Ideally, our graph will have nodes of all the same type since some hardware backends might require this. This isn’t strictly necessary here, but it’s good practice to do this in order to avoid any potential problems any specific backend might have.
We can make our graph nodes all have the same type by mapping our original customer ids and stock codes to node ids and making a graph of those node ids. We can do this with metagraph.NodeLabels
.
all_nodes = pd.concat([customer_ids, stock_codes]).unique()
node_ids = range(len(all_nodes))
node_labels = mg.NodeLabels(node_ids, all_nodes)
node_labels
maps the customer ids or stock codes to node ids as shown below.
first_customer_id = customer_ids.iloc[0]
first_customer_id
17850
first_customer_id_node_id = node_labels[first_customer_id]
first_customer_id_node_id
0
first_stock_code = stock_codes.iloc[0]
first_stock_code
'85123A'
first_stock_code_node_id = node_labels[first_stock_code]
first_stock_code_node_id
4339
node_labels.ids
maps node ids to customer ids or stock codes as shown below.
node_labels.ids[first_customer_id_node_id]
17850
node_labels.ids[first_stock_code_node_id]
'85123A'
assert node_labels.ids[first_customer_id_node_id] == first_customer_id
assert node_labels.ids[first_stock_code_node_id] == first_stock_code
Let’s now create our bipartite graph.
customer_id_node_ids = [node_labels[customer_id] for customer_id in customer_ids]
stock_code_node_ids = [node_labels[stock_code] for stock_code in stock_codes]
edges = zip(customer_id_node_ids, stock_code_node_ids)
nx_bipartite_graph = nx.Graph()
nx_bipartite_graph.add_edges_from(edges)
bipartite_graph = mg.wrappers.BipartiteGraph.NetworkXBipartiteGraph(
nx_bipartite_graph,
[customer_id_node_ids, stock_code_node_ids]
)
Next, we’ll need to use a graph projection to create a graph of customers linked to other customers who’ve bought the same product.
customer_similarity_graph = mg.algos.bipartite.graph_projection(bipartite_graph, 0)
We now have an unweighted bipartite graph. Louvain community detection requires weights. A more elegant approach might be taken in practice, but we’ll simply assign every edge to have a weight of 1 for this tutorial.

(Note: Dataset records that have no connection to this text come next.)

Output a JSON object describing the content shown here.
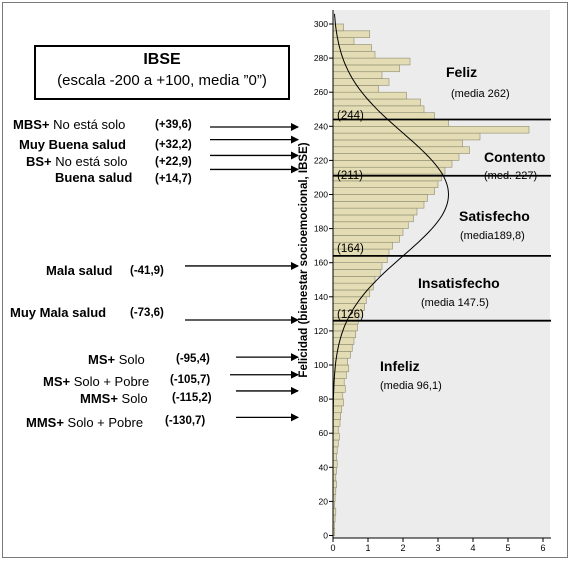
{
  "title_box": {
    "title": "IBSE",
    "subtitle": "(escala -200 a +100, media ”0”)"
  },
  "labels": [
    {
      "prefix": "MBS+",
      "text": " No está solo",
      "value": "(+39,6)"
    },
    {
      "prefix": "Muy Buena salud",
      "text": "",
      "value": "(+32,2)"
    },
    {
      "prefix": "BS+",
      "text": " No está solo",
      "value": "(+22,9)"
    },
    {
      "prefix": "Buena salud",
      "text": "",
      "value": "(+14,7)"
    },
    {
      "prefix": "Mala salud",
      "text": "",
      "value": "(-41,9)"
    },
    {
      "prefix": "Muy Mala salud",
      "text": "",
      "value": "(-73,6)"
    },
    {
      "prefix": "MS+",
      "text": " Solo",
      "value": "(-95,4)"
    },
    {
      "prefix": "MS+",
      "text": " Solo + Pobre",
      "value": "(-105,7)"
    },
    {
      "prefix": "MMS+",
      "text": " Solo",
      "value": "(-115,2)"
    },
    {
      "prefix": "MMS+",
      "text": " Solo + Pobre",
      "value": "(-130,7)"
    }
  ],
  "chart_data": {
    "type": "bar",
    "orientation": "horizontal",
    "ylabel": "Felicidad  (bienestar socioemocional, IBSE)",
    "xlabel": "",
    "ylim": [
      0,
      305
    ],
    "xlim": [
      0,
      6.3
    ],
    "y_ticks": [
      0,
      20,
      40,
      60,
      80,
      100,
      120,
      140,
      160,
      180,
      200,
      220,
      240,
      260,
      280,
      300
    ],
    "x_ticks": [
      0,
      1,
      2,
      3,
      4,
      5,
      6
    ],
    "bin_width": 4,
    "bins": [
      [
        0,
        0.05
      ],
      [
        4,
        0.04
      ],
      [
        8,
        0.06
      ],
      [
        12,
        0.08
      ],
      [
        16,
        0.05
      ],
      [
        20,
        0.06
      ],
      [
        24,
        0.08
      ],
      [
        28,
        0.1
      ],
      [
        32,
        0.08
      ],
      [
        36,
        0.1
      ],
      [
        40,
        0.12
      ],
      [
        44,
        0.1
      ],
      [
        48,
        0.12
      ],
      [
        52,
        0.15
      ],
      [
        56,
        0.18
      ],
      [
        60,
        0.15
      ],
      [
        64,
        0.2
      ],
      [
        68,
        0.22
      ],
      [
        72,
        0.25
      ],
      [
        76,
        0.3
      ],
      [
        80,
        0.28
      ],
      [
        84,
        0.35
      ],
      [
        88,
        0.32
      ],
      [
        92,
        0.38
      ],
      [
        96,
        0.45
      ],
      [
        100,
        0.42
      ],
      [
        104,
        0.5
      ],
      [
        108,
        0.55
      ],
      [
        112,
        0.6
      ],
      [
        116,
        0.65
      ],
      [
        120,
        0.7
      ],
      [
        124,
        0.72
      ],
      [
        128,
        0.85
      ],
      [
        132,
        0.9
      ],
      [
        136,
        0.95
      ],
      [
        140,
        1.05
      ],
      [
        144,
        1.15
      ],
      [
        148,
        1.2
      ],
      [
        152,
        1.35
      ],
      [
        156,
        1.4
      ],
      [
        160,
        1.55
      ],
      [
        164,
        1.6
      ],
      [
        168,
        1.7
      ],
      [
        172,
        1.9
      ],
      [
        176,
        2.0
      ],
      [
        180,
        2.15
      ],
      [
        184,
        2.3
      ],
      [
        188,
        2.4
      ],
      [
        192,
        2.6
      ],
      [
        196,
        2.7
      ],
      [
        200,
        2.9
      ],
      [
        204,
        3.0
      ],
      [
        208,
        3.1
      ],
      [
        212,
        3.2
      ],
      [
        216,
        3.4
      ],
      [
        220,
        3.6
      ],
      [
        224,
        3.9
      ],
      [
        228,
        3.7
      ],
      [
        232,
        4.2
      ],
      [
        236,
        5.6
      ],
      [
        240,
        3.3
      ],
      [
        244,
        2.9
      ],
      [
        248,
        2.6
      ],
      [
        252,
        2.5
      ],
      [
        256,
        2.1
      ],
      [
        260,
        1.3
      ],
      [
        264,
        1.6
      ],
      [
        268,
        1.4
      ],
      [
        272,
        1.9
      ],
      [
        276,
        2.2
      ],
      [
        280,
        1.2
      ],
      [
        284,
        1.1
      ],
      [
        288,
        0.6
      ],
      [
        292,
        1.05
      ],
      [
        296,
        0.3
      ]
    ],
    "normal_curve": {
      "mean": 200,
      "sd": 36,
      "peak": 3.3
    },
    "thresholds": [
      126,
      164,
      211,
      244
    ],
    "threshold_labels": [
      "(126)",
      "(164)",
      "(211)",
      "(244)"
    ],
    "regions": [
      {
        "name": "Feliz",
        "note": "(media 262)"
      },
      {
        "name": "Contento",
        "note": "(med. 227)"
      },
      {
        "name": "Satisfecho",
        "note": "(media189,8)"
      },
      {
        "name": "Insatisfecho",
        "note": "(media 147.5)"
      },
      {
        "name": "Infeliz",
        "note": "(media 96,1)"
      }
    ],
    "markers": [
      239.6,
      232.2,
      222.9,
      214.7,
      158.1,
      126.4,
      104.6,
      94.3,
      84.8,
      69.3
    ],
    "colors": {
      "bar_fill": "#e4dcb4",
      "bar_stroke": "#8c8c70",
      "plot_bg": "#ececec",
      "line": "#000000"
    }
  }
}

customer_similarity_graph = mg.algos.util.graph.assign_uniform_weight(
customer_similarity_graph,
1.0
)
Now, we’ll need to use Louvain community detection to find similar communities based on purchased products.

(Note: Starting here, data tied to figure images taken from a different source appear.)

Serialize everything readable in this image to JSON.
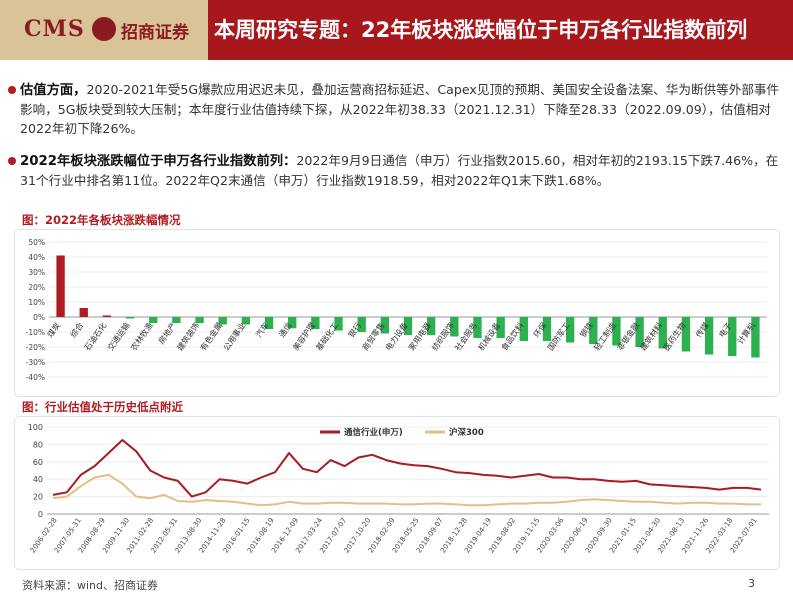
{
  "header": {
    "logo_cms": "CMS",
    "logo_cn": "招商证券",
    "title": "本周研究专题：22年板块涨跌幅位于申万各行业指数前列"
  },
  "paragraphs": [
    {
      "bold": "估值方面，",
      "text": "2020-2021年受5G爆款应用迟迟未见，叠加运营商招标延迟、Capex见顶的预期、美国安全设备法案、华为断供等外部事件影响，5G板块受到较大压制；本年度行业估值持续下探，从2022年初38.33（2021.12.31）下降至28.33（2022.09.09），估值相对2022年初下降26%。"
    },
    {
      "bold": "2022年板块涨跌幅位于申万各行业指数前列：",
      "text": "2022年9月9日通信（申万）行业指数2015.60，相对年初的2193.15下跌7.46%，在31个行业中排名第11位。2022年Q2末通信（申万）行业指数1918.59，相对2022年Q1末下跌1.68%。"
    }
  ],
  "captions": {
    "chart1": "图：2022年各板块涨跌幅情况",
    "chart2": "图：行业估值处于历史低点附近"
  },
  "footer": {
    "source": "资料来源：wind、招商证券",
    "page": "3"
  },
  "chart_data": [
    {
      "type": "bar",
      "title": "2022年各板块涨跌幅情况",
      "unit": "%",
      "ylim": [
        -40,
        50
      ],
      "yticks": [
        "50%",
        "40%",
        "30%",
        "20%",
        "10%",
        "0%",
        "-10%",
        "-20%",
        "-30%",
        "-40%"
      ],
      "categories": [
        "煤炭",
        "综合",
        "石油石化",
        "交通运输",
        "农林牧渔",
        "房地产",
        "建筑装饰",
        "有色金属",
        "公用事业",
        "汽车",
        "通信",
        "美容护理",
        "基础化工",
        "银行",
        "商贸零售",
        "电力设备",
        "家用电器",
        "纺织服饰",
        "社会服务",
        "机械设备",
        "食品饮料",
        "环保",
        "国防军工",
        "钢铁",
        "轻工制造",
        "非银金融",
        "建筑材料",
        "医药生物",
        "传媒",
        "电子",
        "计算机"
      ],
      "values": [
        41,
        6,
        1,
        -1,
        -4,
        -4,
        -4,
        -5,
        -5,
        -8,
        -7.5,
        -8,
        -9,
        -10,
        -11,
        -12,
        -12,
        -13,
        -14,
        -14,
        -16,
        -16,
        -17,
        -18,
        -19,
        -20,
        -21,
        -23,
        -25,
        -26,
        -27
      ],
      "colors": {
        "positive": "#b01c22",
        "negative": "#2db04f"
      }
    },
    {
      "type": "line",
      "title": "行业估值处于历史低点附近",
      "ylim": [
        0,
        100
      ],
      "yticks": [
        "100",
        "80",
        "60",
        "40",
        "20",
        "0"
      ],
      "x_tick_labels": [
        "2006-02-28",
        "2007-05-31",
        "2008-08-29",
        "2009-11-30",
        "2011-02-28",
        "2012-05-31",
        "2013-08-30",
        "2014-11-28",
        "2016-01-15",
        "2016-08-19",
        "2016-12-09",
        "2017-03-24",
        "2017-07-07",
        "2017-10-20",
        "2018-02-09",
        "2018-05-25",
        "2018-09-07",
        "2018-12-28",
        "2019-04-19",
        "2019-08-02",
        "2019-11-15",
        "2020-03-06",
        "2020-06-19",
        "2020-09-30",
        "2021-01-15",
        "2021-04-30",
        "2021-08-13",
        "2021-11-26",
        "2022-03-18",
        "2022-07-01"
      ],
      "legend_position": "top-center",
      "series": [
        {
          "name": "通信行业(申万)",
          "color": "#a51c24",
          "values": [
            22,
            25,
            45,
            55,
            70,
            85,
            72,
            50,
            42,
            38,
            20,
            25,
            40,
            38,
            35,
            42,
            48,
            70,
            52,
            48,
            62,
            55,
            65,
            68,
            62,
            58,
            56,
            55,
            52,
            48,
            47,
            45,
            44,
            42,
            44,
            46,
            42,
            42,
            40,
            40,
            38,
            37,
            38,
            34,
            33,
            32,
            31,
            30,
            28,
            30,
            30,
            28
          ]
        },
        {
          "name": "沪深300",
          "color": "#e3bf86",
          "values": [
            18,
            20,
            32,
            42,
            45,
            35,
            20,
            18,
            22,
            15,
            14,
            16,
            15,
            14,
            12,
            10,
            11,
            14,
            12,
            12,
            13,
            13,
            12,
            12,
            12,
            11,
            11,
            12,
            12,
            11,
            10,
            10,
            11,
            12,
            12,
            13,
            13,
            14,
            16,
            17,
            16,
            15,
            14,
            14,
            13,
            12,
            13,
            13,
            12,
            12,
            11,
            11
          ]
        }
      ]
    }
  ]
}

community_labels, modularity_score = mg.algos.clustering.louvain_community(
customer_similarity_graph
)
community_labels
is a mapping from node IDs to their community labels.
Let’s see how many / what community labels we have.
type(community_labels)
dict
set(community_labels.values())
{0, 1, 2, 3}
Let’s now merge the labels into our dataframe.
data_df['CustomerCommunityLabel'] = data_df.CustomerID.map(
lambda customer_id: community_labels[node_labels[customer_id]]
)
data_df.sample(10)
InvoiceNo | StockCode | Description | Quantity | InvoiceDate | UnitPrice | CustomerID | Country | CustomerCommunityLabel | |
---|---|---|---|---|---|---|---|---|---|
174080 | 551739 | 22916 | HERB MARKER THYME | 2 | 2011-05-04 10:58:00 | 0.65 | 18118 | United Kingdom | 0 |
337560 | 566450 | 22977 | DOLLY GIRL CHILDRENS EGG CUP | 12 | 2011-09-12 16:12:00 | 1.25 | 15673 | United Kingdom | 2 |
346336 | 567184 | 22173 | METAL 4 HOOK HANGER FRENCH CHATEAU | 1 | 2011-09-18 15:41:00 | 3.29 | 16033 | United Kingdom | 0 |
493119 | 578155 | 22208 | WOOD STAMP SET THANK YOU | 1 | 2011-11-23 11:32:00 | 0.83 | 12748 | United Kingdom | 0 |
406740 | 571828 | 22812 | PACK 3 BOXES CHRISTMAS PANNETONE | 8 | 2011-10-19 11:52:00 | 1.95 | 16440 | United Kingdom | 2 |
482809 | 577484 | 23295 | SET OF 12 MINI LOAF BAKING CASES | 1 | 2011-11-20 11:52:00 | 0.83 | 13536 | United Kingdom | 2 |
303813 | 563555 | 22201 | FRYING PAN BLUE POLKADOT | 1 | 2011-08-17 13:21:00 | 4.25 | 16755 | United Kingdom | 3 |
525561 | 580632 | 23552 | BICYCLE PUNCTURE REPAIR KIT | 2 | 2011-12-05 12:16:00 | 2.08 | 16360 | United Kingdom | 2 |
406377 | 571747 | 22585 | PACK OF 6 BIRDY GIFT TAGS | 12 | 2011-10-19 10:59:00 | 1.25 | 13849 | United Kingdom | 2 |
344763 | 567097 | 23355 | HOT WATER BOTTLE KEEP CALM | 8 | 2011-09-16 13:23:00 | 4.95 | 13323 | United Kingdom | 0 |
We now have clusters of customers who’ve bought similar products and can market to these interests.